Au total, les auteurs concluent que la promotion de l’introduction précoce d’aliments potentiellement allergisants dans l’alimentation des nourrissons est efficace. Il existe probablement une surestimation parentale de l’allergie alimentaire, en sachant qu’il s’agissait d’un questionnaire déclaratif sans confirmation allergologique. Cependant, ce type d’application est un outil intéressant pour le dialogue et les échanges médecins-parents sur l’intérêt de proposer précocement à l’enfant tout type d’aliment.
L’intérêt d’une alimentation variée dès le début de la diversification alimentaire, tant en termes de catégories d’aliments, que de nombre d’aliments ou encore d’aliments réputés allergènes est maintenant bien démontré. Les parents doivent être encouragés à proposer précocement des saveurs diverses à l’enfant.

RÉFÉRENCES
1. Diane M. Duffy, MD. How complementary feeding in infants affects allergies, chronic disease, and neurodevelopment. JAAPA 2020 ; 33 : 14-8.

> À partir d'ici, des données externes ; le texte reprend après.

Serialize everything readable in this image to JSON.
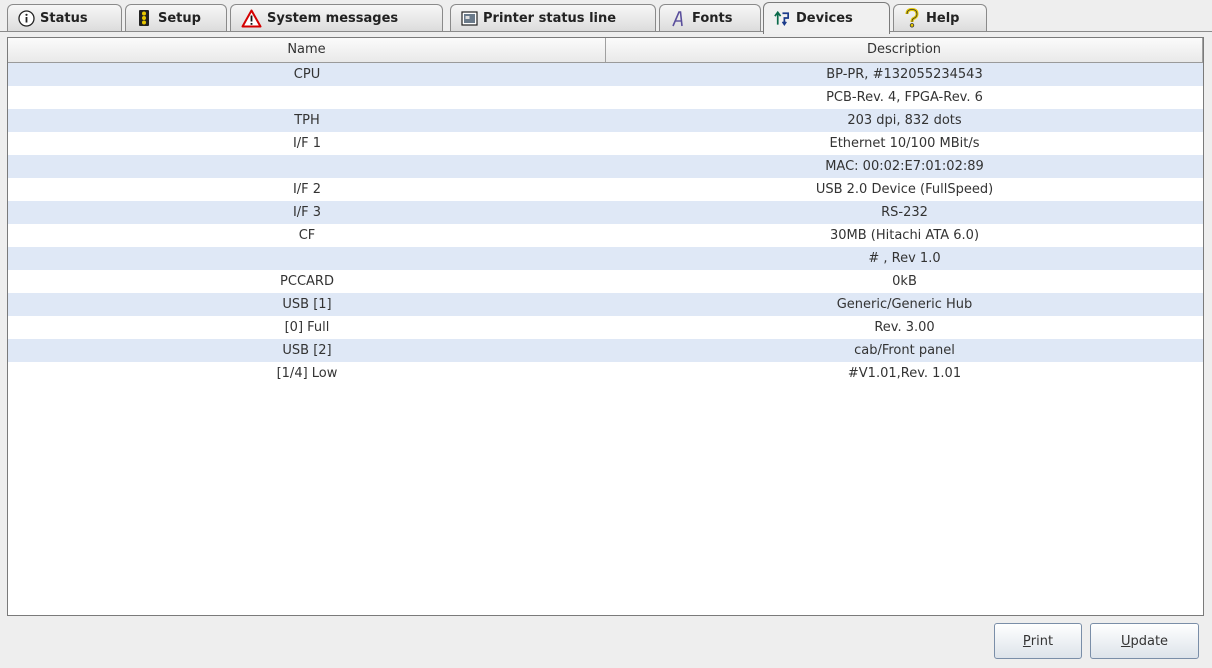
{
  "tabs": [
    {
      "label": "Status",
      "icon": "info-icon"
    },
    {
      "label": "Setup",
      "icon": "traffic-light-icon"
    },
    {
      "label": "System messages",
      "icon": "warning-icon"
    },
    {
      "label": "Printer status line",
      "icon": "display-icon"
    },
    {
      "label": "Fonts",
      "icon": "font-icon"
    },
    {
      "label": "Devices",
      "icon": "devices-icon",
      "active": true
    },
    {
      "label": "Help",
      "icon": "help-icon"
    }
  ],
  "table": {
    "headers": {
      "name": "Name",
      "description": "Description"
    },
    "rows": [
      {
        "name": "CPU",
        "description": "BP-PR, #132055234543"
      },
      {
        "name": "",
        "description": "PCB-Rev. 4, FPGA-Rev. 6"
      },
      {
        "name": "TPH",
        "description": "203 dpi, 832 dots"
      },
      {
        "name": "I/F 1",
        "description": "Ethernet 10/100 MBit/s"
      },
      {
        "name": "",
        "description": "MAC: 00:02:E7:01:02:89"
      },
      {
        "name": "I/F 2",
        "description": "USB 2.0 Device (FullSpeed)"
      },
      {
        "name": "I/F 3",
        "description": "RS-232"
      },
      {
        "name": "CF",
        "description": "30MB (Hitachi ATA  6.0)"
      },
      {
        "name": "",
        "description": "# , Rev 1.0"
      },
      {
        "name": "PCCARD",
        "description": "0kB"
      },
      {
        "name": "USB [1]",
        "description": "Generic/Generic Hub"
      },
      {
        "name": "[0] Full",
        "description": "Rev. 3.00"
      },
      {
        "name": "USB [2]",
        "description": "cab/Front panel"
      },
      {
        "name": "[1/4] Low",
        "description": "#V1.01,Rev. 1.01"
      }
    ]
  },
  "buttons": {
    "print": {
      "mnemonic": "P",
      "rest": "rint"
    },
    "update": {
      "mnemonic": "U",
      "rest": "pdate"
    }
  },
  "colors": {
    "row_stripe": "#dfe8f6",
    "background": "#eeeeee"
  }
}
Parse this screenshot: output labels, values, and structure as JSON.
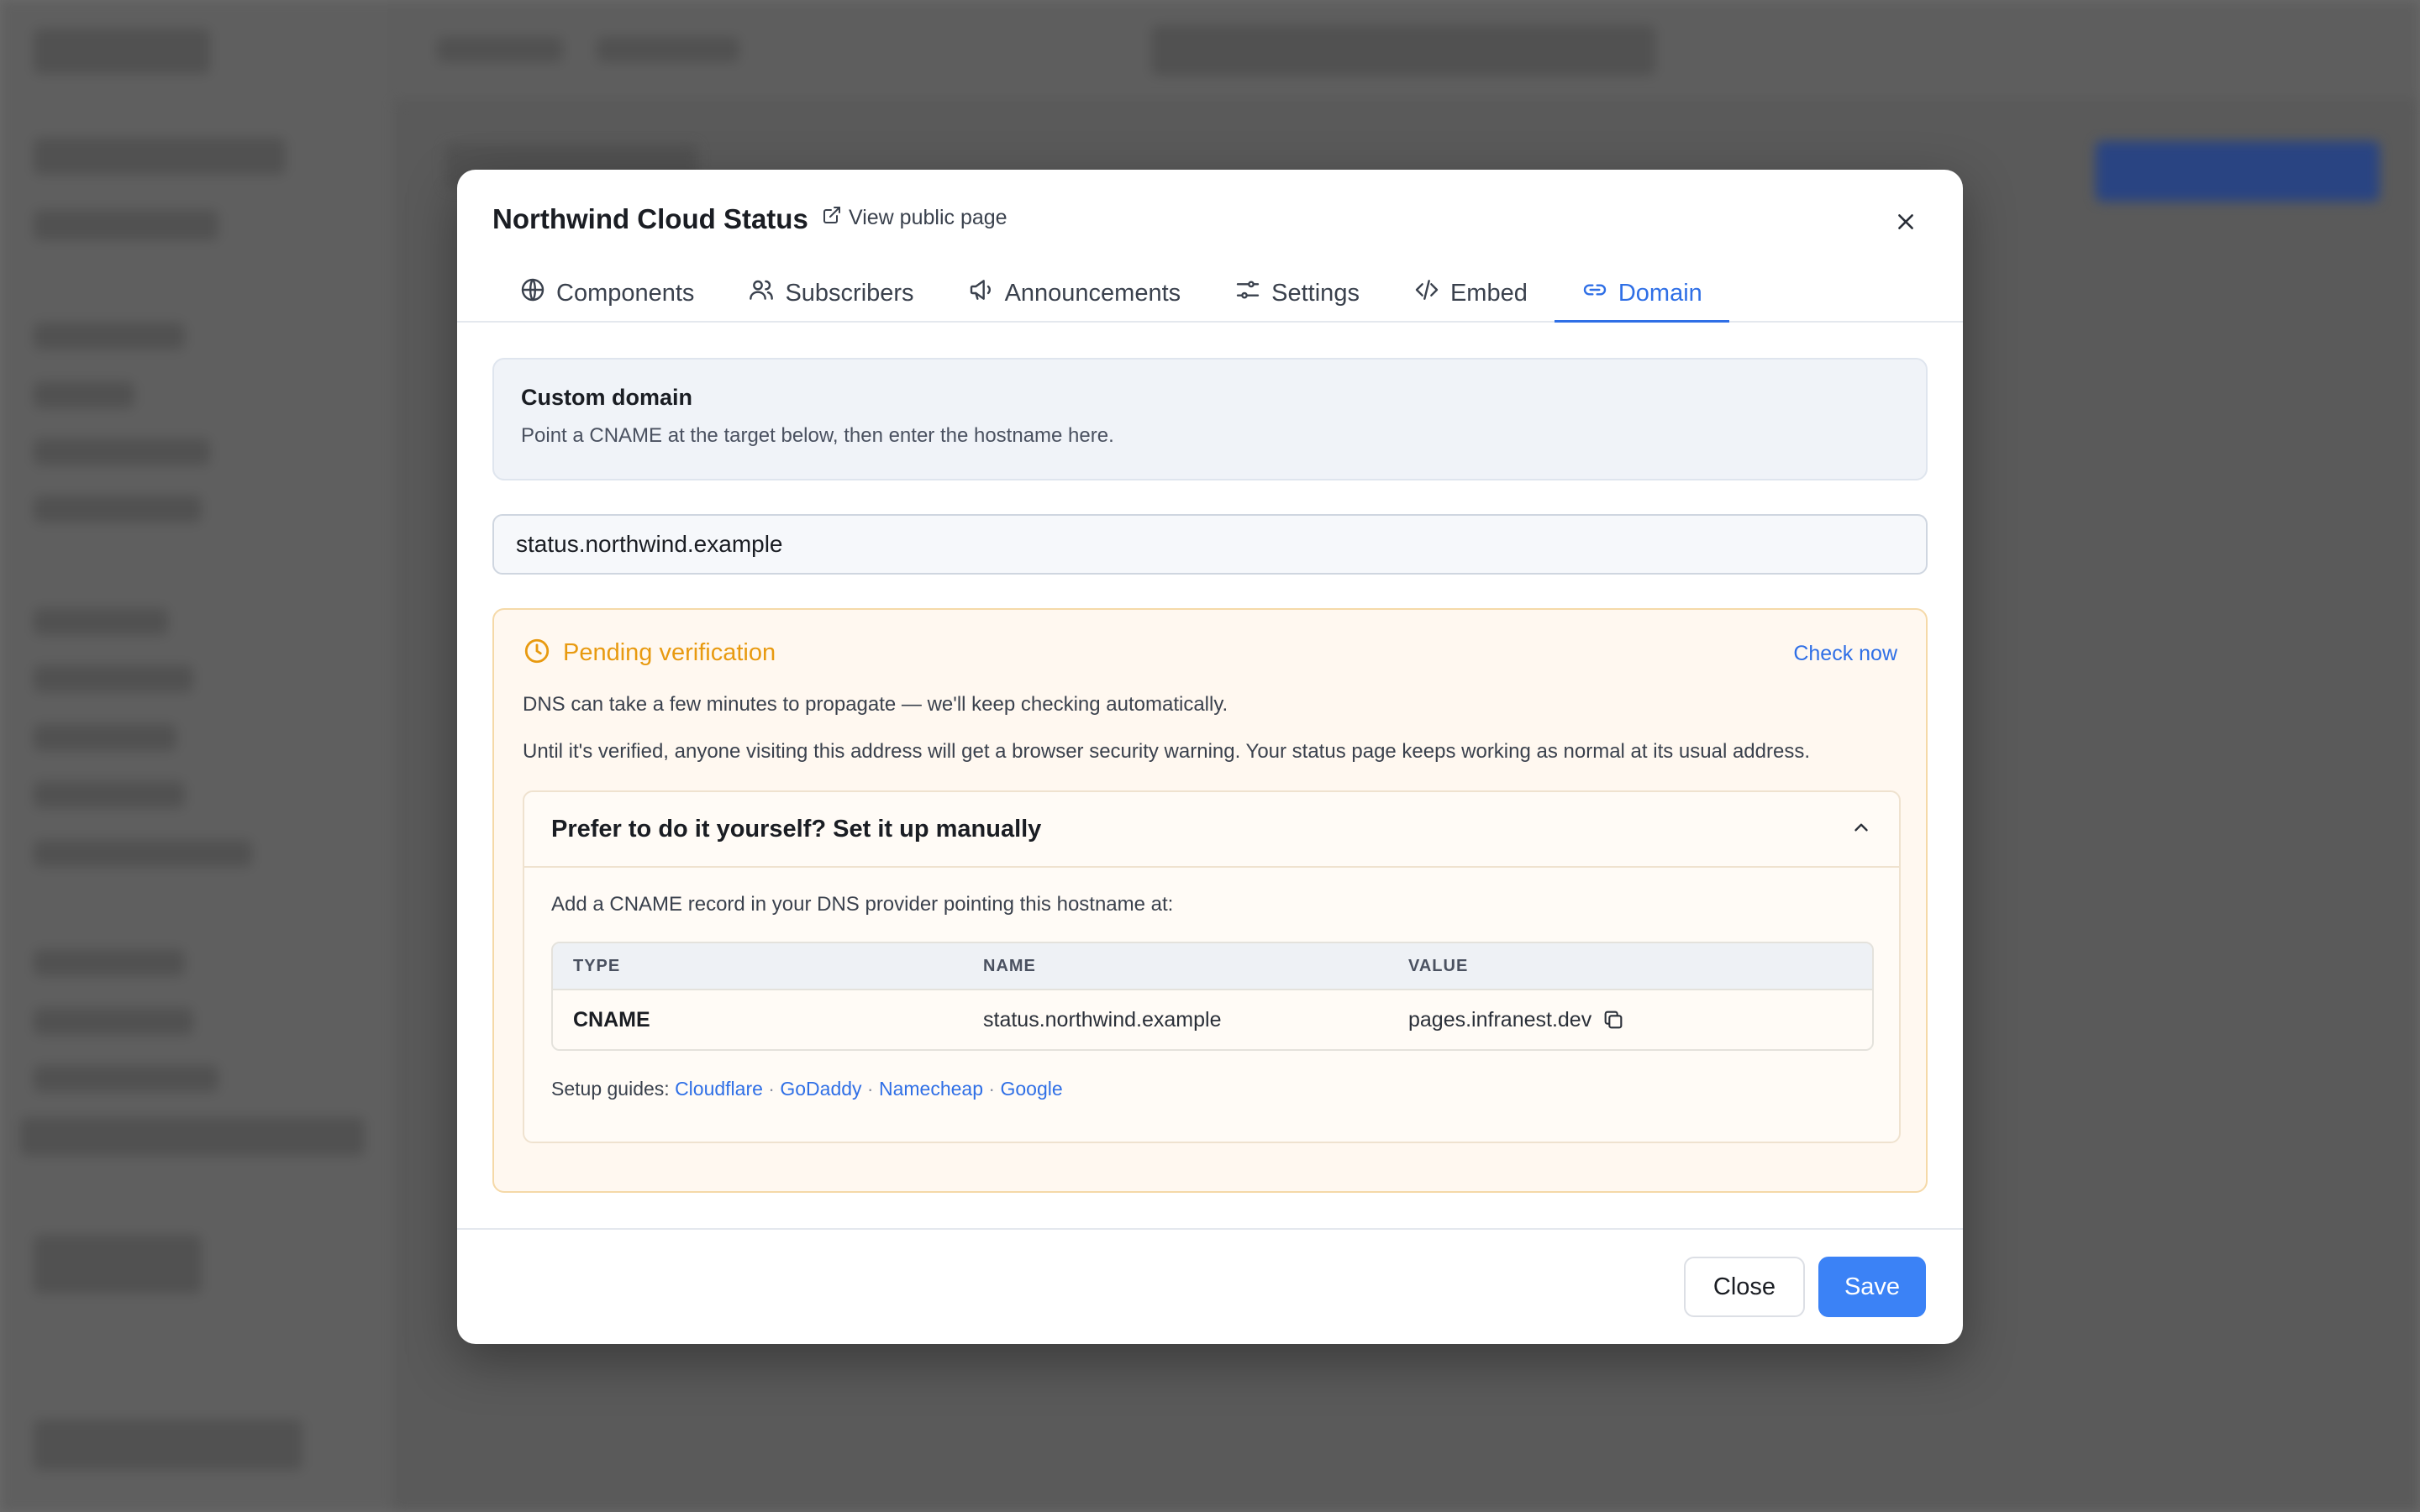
{
  "modal": {
    "title": "Northwind Cloud Status",
    "view_public_label": "View public page",
    "tabs": [
      {
        "label": "Components",
        "icon": "globe-icon"
      },
      {
        "label": "Subscribers",
        "icon": "users-icon"
      },
      {
        "label": "Announcements",
        "icon": "megaphone-icon"
      },
      {
        "label": "Settings",
        "icon": "sliders-icon"
      },
      {
        "label": "Embed",
        "icon": "code-icon"
      },
      {
        "label": "Domain",
        "icon": "link-icon",
        "active": true
      }
    ]
  },
  "custom_domain": {
    "title": "Custom domain",
    "description": "Point a CNAME at the target below, then enter the hostname here.",
    "hostname_value": "status.northwind.example"
  },
  "pending": {
    "title": "Pending verification",
    "check_now_label": "Check now",
    "paragraph1": "DNS can take a few minutes to propagate — we'll keep checking automatically.",
    "paragraph2": "Until it's verified, anyone visiting this address will get a browser security warning. Your status page keeps working as normal at its usual address."
  },
  "manual": {
    "title": "Prefer to do it yourself? Set it up manually",
    "lead": "Add a CNAME record in your DNS provider pointing this hostname at:",
    "columns": [
      "TYPE",
      "NAME",
      "VALUE"
    ],
    "record": {
      "type": "CNAME",
      "name": "status.northwind.example",
      "value": "pages.infranest.dev"
    },
    "guides_label": "Setup guides:",
    "guides": [
      "Cloudflare",
      "GoDaddy",
      "Namecheap",
      "Google"
    ]
  },
  "footer": {
    "close_label": "Close",
    "save_label": "Save"
  },
  "colors": {
    "accent": "#3b82f6",
    "warning": "#e89a10"
  }
}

2. Du Toit G, Roberts G, Sayre PH et al. LEAP Study Team. Randomized trial of peanut consumption in infants at risk for peanut allergy. N Engl J Med 2015 ; 372 : 803-13.
3. Nwaru BI, Takkinen HM, Kaila M et al. Food diversity in infancy and the risk of childhood asthma and allergies. J Allergy Clin Immunol 2014 ; 133 : 1084-91.
4. Venter C, Maslin K, Holloway JW et al. Different measures of dietary diversity during infancy and the association with childhood food allergy in a UK birth cohort study. J Allergy Clin Immunol Pract 2020 ; 8 : 2017-26.
5. Michael O’Sullivan, Sandra Vale, Richard KS Loh et al. SmartStartAllergy: a novel tool for monitoring food allergen introduction in infants. Med J Aust 2020 ; 212 : 271-5.